On Sat, Sep 19, 2015, at 09:36 AM, Barry Warsaw wrote:
> There have been countless attempts at moving the Python packaging
> infrastructure to a declarative syntax over the years.  I remember
> talking to
> Tarek at a Pycon *many* years ago about this.  Maybe this time it'll
> catch
> on. :)

I think the introduction of wheels makes this goal more practical, as
now there's a defined package format that tools can build, rather than
relying on executing a script at install time. I'm also making the
problem easier using the 80/20 rule: flit doesn't aim to replace all
setup.py Python packaging. It's limited to a single module/package of
pure Python code, which I think accounts for a large majority of what
people do with setup.py.

> flit doesn't build sdists, so I guess the current toolchain which starts
> with
> .orig.tar.gz won't work with flitted packages.  The README says:
> 
> "People may also want a traditional sdist for other reasons, such as
> Linux
> distro packaging. I hope that these problems will diminsh over time."
> 
> I'm not sure which problem you hope will diminish!  People wanting
> traditional
> sdists, the problem of Linux distro packaging <wink> or needing sdists
> for
> downstream consumers like Debian.

There are certainly times when I wish distro packaging would focus on
maintaining a much smaller set of core infrastructure packages really
well. Take Jupyter, for instance: as upstream, we feel no investment in
Linux distro packaging of it, and if we're helping people who got it
from apt, we're likely to recommend that they uninstall that and use
Anaconda or pip to install a recent version. I don't think distro
packaging works for user-facing applications, and AFAIK it's not widely
used for web app deployment either.

However, my hope in that sentence was that other packaging will come not
to rely on Python sdists containing a setup.py file. Using sdists for
Debian packaging is already somewhat dubious, because they can contain
generated and bundled files (we do both for Jupyter Notebook sdists).
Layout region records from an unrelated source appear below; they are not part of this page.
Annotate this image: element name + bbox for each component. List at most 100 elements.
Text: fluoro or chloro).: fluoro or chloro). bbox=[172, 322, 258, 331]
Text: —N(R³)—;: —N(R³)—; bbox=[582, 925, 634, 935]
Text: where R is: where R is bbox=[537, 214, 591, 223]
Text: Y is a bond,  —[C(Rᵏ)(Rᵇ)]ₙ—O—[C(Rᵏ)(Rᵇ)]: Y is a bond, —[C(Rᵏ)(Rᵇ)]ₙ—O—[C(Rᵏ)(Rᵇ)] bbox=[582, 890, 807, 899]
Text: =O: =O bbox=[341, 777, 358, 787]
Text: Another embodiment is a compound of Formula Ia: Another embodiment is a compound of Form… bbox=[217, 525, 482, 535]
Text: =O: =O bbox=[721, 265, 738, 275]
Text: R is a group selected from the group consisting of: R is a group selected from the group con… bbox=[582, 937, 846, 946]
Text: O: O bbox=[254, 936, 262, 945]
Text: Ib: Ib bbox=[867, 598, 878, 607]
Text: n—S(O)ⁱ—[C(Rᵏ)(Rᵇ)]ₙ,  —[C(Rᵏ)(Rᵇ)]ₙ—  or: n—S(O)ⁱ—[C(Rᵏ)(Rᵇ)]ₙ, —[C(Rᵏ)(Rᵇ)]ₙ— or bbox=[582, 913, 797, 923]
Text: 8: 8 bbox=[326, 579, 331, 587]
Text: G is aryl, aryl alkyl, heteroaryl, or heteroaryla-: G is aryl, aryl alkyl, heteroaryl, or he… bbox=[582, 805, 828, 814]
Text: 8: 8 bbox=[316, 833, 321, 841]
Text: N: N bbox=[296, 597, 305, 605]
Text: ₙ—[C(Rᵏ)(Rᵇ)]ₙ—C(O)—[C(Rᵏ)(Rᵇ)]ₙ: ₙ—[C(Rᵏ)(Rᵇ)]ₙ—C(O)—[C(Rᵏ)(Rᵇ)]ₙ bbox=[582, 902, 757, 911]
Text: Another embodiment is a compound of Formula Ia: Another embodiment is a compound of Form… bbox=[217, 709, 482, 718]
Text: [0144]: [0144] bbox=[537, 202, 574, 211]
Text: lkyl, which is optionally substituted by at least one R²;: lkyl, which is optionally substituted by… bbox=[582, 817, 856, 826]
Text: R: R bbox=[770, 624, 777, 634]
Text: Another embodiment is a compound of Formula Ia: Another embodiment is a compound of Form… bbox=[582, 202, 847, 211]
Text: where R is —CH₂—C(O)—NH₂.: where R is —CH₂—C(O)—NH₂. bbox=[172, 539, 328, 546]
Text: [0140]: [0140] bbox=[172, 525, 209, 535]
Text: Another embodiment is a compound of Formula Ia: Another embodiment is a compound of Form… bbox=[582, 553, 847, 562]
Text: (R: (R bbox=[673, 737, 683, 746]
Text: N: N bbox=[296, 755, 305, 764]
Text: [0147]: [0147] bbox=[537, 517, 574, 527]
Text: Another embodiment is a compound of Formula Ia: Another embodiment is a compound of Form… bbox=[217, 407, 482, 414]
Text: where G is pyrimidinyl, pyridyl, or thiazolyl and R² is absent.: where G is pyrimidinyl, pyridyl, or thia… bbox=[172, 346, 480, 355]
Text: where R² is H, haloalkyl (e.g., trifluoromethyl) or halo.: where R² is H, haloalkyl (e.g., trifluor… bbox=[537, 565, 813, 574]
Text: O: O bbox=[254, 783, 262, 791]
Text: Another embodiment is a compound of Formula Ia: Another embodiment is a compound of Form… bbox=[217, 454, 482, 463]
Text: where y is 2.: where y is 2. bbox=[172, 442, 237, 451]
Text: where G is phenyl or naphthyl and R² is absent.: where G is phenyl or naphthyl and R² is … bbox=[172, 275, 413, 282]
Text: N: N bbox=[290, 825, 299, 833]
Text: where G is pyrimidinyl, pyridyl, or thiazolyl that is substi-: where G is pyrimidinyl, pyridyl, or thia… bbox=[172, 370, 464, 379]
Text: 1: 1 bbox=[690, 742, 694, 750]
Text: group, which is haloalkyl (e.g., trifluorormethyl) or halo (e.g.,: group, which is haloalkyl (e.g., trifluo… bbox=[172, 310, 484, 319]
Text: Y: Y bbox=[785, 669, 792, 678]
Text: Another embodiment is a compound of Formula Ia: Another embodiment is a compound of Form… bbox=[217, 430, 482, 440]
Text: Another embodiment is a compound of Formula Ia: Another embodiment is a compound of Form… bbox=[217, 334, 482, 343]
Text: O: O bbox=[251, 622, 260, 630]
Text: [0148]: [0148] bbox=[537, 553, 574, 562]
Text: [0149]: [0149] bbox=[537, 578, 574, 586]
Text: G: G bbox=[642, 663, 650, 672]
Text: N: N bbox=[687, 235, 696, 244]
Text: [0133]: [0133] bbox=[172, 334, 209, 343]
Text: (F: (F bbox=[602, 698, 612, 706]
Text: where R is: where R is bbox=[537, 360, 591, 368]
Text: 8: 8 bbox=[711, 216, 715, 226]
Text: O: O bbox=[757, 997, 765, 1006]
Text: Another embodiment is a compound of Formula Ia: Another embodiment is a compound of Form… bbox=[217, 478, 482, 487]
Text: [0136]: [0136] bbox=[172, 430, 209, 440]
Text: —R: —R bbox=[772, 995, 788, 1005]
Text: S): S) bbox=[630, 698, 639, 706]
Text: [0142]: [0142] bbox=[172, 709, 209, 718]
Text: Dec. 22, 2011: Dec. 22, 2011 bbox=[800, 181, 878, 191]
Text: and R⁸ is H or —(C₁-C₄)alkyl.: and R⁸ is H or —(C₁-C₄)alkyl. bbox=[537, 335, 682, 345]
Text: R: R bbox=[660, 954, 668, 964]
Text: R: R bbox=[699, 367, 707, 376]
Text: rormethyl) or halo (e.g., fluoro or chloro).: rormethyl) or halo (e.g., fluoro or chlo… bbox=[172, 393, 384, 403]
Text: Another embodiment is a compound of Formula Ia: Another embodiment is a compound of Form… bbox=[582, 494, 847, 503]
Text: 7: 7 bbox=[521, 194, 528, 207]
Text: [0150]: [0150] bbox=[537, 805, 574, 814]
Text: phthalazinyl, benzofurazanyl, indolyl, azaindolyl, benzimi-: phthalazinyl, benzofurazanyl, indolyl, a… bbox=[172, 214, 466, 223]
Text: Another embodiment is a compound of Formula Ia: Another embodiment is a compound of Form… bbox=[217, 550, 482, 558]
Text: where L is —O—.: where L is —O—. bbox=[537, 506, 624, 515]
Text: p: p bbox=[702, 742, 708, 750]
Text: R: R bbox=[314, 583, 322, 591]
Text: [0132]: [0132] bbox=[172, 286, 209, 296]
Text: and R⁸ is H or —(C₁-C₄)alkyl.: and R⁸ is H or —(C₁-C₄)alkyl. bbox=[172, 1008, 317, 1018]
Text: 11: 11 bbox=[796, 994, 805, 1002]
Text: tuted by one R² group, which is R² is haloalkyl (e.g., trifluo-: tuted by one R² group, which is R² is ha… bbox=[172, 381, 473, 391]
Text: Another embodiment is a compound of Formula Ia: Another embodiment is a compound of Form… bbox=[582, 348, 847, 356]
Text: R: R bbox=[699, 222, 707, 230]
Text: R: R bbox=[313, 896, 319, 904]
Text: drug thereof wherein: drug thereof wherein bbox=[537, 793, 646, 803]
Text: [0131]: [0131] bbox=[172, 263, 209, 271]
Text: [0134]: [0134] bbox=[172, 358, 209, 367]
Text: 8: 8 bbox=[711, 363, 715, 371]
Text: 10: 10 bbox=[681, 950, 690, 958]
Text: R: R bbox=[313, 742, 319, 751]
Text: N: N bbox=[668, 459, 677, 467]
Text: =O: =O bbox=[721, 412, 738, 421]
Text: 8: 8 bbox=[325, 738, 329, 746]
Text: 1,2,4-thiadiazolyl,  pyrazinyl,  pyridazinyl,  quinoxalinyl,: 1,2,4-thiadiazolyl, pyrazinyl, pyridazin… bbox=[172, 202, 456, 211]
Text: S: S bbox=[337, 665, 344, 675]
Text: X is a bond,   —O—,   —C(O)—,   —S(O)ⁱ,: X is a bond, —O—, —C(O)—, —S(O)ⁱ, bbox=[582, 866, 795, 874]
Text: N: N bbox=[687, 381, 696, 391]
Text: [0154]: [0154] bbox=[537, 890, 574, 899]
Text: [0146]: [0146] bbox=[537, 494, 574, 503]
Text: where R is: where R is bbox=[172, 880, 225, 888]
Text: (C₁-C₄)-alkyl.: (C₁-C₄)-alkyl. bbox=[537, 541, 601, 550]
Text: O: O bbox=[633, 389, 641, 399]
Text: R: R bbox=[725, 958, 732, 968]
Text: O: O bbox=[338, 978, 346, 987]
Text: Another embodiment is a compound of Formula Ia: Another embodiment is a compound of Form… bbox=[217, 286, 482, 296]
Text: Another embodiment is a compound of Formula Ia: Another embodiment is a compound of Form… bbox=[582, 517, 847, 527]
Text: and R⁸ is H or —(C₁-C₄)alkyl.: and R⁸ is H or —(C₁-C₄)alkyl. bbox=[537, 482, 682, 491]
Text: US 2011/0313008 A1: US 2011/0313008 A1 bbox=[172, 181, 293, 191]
The way I'd like to see things working is for the canonical source for a
release to be the tag in the VCS. Popular code hosting sites like Github
make the source tree at this tag readily available as a downloadable
tarball, e.g.:
https://github.com/jupyter/testpath/archive/0.2.tar.gz

The source tree contains metadata about the Python package in the repo.
Different tools can use that to build wheels for PyPI, conda packages,
Debian packages, or whatever. Of course, only the first of those is
implemented yet, and it's no doubt more complex to build a .deb package,
but that's where I'd like things to go.